Es más: la distribución a lo largo del tiempo, a través de ese “dividendo social” que incluye la renta básica, de esa riqueza que es de todos ha de permitir llenar de contenido substantivo, precisamente, tanto la idea de “mérito” como la práctica, individual y/o colectiva, de actividades que realmente podamos sentir como “meritorias”. Porque todo esto del mérito y el esfuerzo carece de sentido, se desvanece o, como mínimo, se vuelve sumamente difícil si no podemos escoger libremente las maneras en que aspiramos a contribuir a la factura común del mundo.

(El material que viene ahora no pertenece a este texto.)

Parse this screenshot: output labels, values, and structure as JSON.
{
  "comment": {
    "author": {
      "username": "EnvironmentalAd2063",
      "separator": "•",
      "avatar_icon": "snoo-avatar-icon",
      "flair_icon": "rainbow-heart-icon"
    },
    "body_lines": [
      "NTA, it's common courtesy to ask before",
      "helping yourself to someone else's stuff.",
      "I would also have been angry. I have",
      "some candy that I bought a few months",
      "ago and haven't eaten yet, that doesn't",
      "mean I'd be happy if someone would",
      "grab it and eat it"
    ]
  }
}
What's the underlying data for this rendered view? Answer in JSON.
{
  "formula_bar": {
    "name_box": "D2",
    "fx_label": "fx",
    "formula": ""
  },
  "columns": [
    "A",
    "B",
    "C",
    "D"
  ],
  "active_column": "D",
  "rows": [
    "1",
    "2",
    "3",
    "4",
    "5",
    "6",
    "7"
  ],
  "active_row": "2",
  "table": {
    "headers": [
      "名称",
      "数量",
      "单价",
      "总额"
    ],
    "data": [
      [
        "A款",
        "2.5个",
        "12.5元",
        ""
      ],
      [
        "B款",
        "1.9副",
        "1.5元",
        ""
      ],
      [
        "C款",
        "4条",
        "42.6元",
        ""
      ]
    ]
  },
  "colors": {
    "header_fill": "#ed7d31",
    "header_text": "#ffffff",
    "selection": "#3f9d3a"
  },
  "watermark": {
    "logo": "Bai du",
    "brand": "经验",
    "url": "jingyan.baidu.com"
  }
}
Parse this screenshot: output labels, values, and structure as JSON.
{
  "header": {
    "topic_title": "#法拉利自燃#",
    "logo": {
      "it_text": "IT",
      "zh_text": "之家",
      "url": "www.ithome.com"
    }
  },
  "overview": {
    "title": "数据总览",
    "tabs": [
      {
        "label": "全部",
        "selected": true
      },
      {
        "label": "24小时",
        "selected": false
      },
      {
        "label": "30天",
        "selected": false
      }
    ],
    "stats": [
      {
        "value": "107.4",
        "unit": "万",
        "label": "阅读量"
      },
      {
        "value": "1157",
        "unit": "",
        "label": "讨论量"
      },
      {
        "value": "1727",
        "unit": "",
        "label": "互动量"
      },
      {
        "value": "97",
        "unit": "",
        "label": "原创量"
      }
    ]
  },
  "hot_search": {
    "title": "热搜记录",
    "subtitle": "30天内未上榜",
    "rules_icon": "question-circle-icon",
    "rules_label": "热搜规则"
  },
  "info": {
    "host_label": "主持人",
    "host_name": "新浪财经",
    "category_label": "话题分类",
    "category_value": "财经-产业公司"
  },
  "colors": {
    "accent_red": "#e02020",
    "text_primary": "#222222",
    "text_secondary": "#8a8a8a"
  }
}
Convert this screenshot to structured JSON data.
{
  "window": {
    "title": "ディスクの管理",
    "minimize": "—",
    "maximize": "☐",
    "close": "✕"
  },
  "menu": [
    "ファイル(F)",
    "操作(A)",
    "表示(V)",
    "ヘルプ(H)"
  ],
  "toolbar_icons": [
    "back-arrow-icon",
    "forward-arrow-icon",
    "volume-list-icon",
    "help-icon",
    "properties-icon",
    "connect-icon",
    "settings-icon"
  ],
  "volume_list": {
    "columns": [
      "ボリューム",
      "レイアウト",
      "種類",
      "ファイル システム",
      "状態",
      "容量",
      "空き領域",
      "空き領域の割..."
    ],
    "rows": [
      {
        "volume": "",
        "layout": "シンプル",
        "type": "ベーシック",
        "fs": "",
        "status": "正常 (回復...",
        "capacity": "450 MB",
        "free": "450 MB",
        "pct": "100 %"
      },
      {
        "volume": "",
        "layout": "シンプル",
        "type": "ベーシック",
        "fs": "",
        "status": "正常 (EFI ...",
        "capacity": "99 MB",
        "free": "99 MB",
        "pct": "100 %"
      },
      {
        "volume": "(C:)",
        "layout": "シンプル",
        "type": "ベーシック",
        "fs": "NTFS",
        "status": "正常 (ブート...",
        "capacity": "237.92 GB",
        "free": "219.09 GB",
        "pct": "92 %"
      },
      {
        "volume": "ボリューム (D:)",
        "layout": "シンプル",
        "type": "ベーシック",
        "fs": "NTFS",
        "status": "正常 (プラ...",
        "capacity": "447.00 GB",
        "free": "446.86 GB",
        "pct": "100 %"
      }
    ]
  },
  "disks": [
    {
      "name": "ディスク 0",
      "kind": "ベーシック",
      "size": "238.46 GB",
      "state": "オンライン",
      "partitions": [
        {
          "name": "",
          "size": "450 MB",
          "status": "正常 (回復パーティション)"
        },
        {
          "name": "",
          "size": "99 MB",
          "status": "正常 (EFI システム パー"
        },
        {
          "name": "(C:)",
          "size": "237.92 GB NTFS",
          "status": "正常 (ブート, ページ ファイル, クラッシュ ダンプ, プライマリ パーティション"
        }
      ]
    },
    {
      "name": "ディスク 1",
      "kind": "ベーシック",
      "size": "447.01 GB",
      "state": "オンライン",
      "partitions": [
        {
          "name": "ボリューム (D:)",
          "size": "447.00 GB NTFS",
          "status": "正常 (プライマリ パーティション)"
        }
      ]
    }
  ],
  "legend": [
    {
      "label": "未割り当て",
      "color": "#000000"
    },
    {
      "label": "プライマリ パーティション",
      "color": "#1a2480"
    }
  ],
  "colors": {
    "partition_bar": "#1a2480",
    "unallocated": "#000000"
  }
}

Carece de sentido, en efecto, insistir machaconamente con la dichosa cultura del esfuerzo y del mérito a quienes se ven obligado a realizar tareas monótonas, precarias y desagradables porque resulta que no tienen alternativa, por mucho que esas tareas sean a veces realmente necesarias para todos. En cambio, con dividendos sociales -rentas básicas incluidas- que nos hagan más libres y autónomos, sí podemos percibir -¡y reivindicar!- la dosis de mérito de nuestra contribución a la tarea colectiva de generar riqueza con sentido en un mundo habitable. ¿Nos capacita la percepción de un dividendo social -renta básica incluida- para sentirnos orgullosos coautores de un mundo que es de todos?